Authors: Alexis Audran-Reiss, Jordi Armengol Estapé, Karen Hambardzumyan, Amar Budhiraja, Martin Josifoski, Edan Toledo et al.
5. ToolOrchestra: elevating intelligence via efficient model and tool orchestration
Key points:
The authors introduce ToolOrchestra, a training framework that uses reinforcement learning signals to teach small orchestrators to manage specialised models. Using this method, they have developed an 8-billion-parameter controller called Orchestrator that achieves greater accuracy than previous tool-enabled agents while operating at a much lower cost. Evaluations demonstrate that the system effectively and efficiently handles the complex challenges posed by Humanity’s Last Exam, outperforming larger models.
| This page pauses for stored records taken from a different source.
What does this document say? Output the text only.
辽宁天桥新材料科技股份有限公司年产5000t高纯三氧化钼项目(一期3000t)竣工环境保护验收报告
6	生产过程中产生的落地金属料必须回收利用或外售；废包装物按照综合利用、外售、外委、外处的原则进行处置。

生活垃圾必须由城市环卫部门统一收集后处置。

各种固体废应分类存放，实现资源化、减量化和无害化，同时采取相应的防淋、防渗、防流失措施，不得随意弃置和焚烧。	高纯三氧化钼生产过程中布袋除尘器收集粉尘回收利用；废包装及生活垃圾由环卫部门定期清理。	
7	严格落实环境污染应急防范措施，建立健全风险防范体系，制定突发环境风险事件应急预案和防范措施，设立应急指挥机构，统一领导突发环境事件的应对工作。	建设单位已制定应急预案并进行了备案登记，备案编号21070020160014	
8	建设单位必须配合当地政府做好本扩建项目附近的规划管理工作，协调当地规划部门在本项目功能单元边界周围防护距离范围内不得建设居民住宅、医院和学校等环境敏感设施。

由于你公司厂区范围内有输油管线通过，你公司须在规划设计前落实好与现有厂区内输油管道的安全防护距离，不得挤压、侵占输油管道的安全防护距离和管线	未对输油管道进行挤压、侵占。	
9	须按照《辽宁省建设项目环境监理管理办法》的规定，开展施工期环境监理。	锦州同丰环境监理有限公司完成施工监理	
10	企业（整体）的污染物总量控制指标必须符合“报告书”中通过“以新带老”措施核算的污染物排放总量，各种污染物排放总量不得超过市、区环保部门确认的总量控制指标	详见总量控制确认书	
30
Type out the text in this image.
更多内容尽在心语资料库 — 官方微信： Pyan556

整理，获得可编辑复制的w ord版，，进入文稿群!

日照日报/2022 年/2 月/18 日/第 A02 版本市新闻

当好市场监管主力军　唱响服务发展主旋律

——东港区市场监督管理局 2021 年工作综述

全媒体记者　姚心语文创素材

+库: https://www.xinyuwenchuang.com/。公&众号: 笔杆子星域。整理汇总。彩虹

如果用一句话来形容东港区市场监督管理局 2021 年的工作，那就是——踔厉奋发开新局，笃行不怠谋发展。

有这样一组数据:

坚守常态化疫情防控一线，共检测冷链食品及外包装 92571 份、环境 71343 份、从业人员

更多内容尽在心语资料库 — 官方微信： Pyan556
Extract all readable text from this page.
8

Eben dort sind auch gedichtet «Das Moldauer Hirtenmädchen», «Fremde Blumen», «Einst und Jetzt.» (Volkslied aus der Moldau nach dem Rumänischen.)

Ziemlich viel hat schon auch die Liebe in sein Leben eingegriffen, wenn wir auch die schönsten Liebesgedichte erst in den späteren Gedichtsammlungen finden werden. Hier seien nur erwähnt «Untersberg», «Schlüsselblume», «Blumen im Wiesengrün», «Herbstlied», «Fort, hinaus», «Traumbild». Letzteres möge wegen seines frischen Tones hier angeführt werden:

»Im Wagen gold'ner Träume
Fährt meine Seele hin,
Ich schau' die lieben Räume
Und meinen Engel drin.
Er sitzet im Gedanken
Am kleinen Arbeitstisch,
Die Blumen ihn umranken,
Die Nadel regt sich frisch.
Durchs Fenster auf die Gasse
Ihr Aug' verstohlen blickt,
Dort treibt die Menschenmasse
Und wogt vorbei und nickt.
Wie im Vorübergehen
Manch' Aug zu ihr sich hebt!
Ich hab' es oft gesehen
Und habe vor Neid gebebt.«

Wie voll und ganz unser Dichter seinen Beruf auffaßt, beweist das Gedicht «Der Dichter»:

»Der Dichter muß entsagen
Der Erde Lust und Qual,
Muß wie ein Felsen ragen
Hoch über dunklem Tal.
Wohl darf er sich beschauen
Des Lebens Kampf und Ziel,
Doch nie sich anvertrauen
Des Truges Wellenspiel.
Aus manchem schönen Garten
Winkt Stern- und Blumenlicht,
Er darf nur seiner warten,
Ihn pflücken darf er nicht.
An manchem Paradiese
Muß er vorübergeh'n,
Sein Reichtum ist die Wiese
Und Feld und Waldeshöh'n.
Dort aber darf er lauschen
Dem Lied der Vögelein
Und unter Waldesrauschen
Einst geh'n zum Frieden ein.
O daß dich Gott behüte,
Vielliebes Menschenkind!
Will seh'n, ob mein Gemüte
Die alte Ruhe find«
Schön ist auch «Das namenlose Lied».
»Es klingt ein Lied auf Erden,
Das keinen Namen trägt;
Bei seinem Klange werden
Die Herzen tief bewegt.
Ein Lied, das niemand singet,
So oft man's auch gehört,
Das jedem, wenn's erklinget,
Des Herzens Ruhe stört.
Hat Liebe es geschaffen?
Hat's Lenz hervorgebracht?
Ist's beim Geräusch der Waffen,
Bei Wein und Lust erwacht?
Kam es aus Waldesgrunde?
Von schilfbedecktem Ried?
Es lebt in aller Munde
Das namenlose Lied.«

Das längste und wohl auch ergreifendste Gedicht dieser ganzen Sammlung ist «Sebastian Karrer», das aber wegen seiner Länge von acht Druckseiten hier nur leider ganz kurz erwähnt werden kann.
It also achieves a higher score than GPT-5 on tau2-Bench and FRAMES despite requiring a fraction of the computing power, and it maintains reliable performance even when interacting with unfamiliar tools. Key findings show that lightweight orchestrators can outperform larger models on complex reasoning tasks, achieving a better balance between accuracy and resource utilisation. They can also generalise across new tool configurations and match user intentions for tool selection.
Authors: Hongjin Su, Shizhe Diao, Ximing Lu, Mingjie Liu, Jiacheng Xu, Xin Dong et al.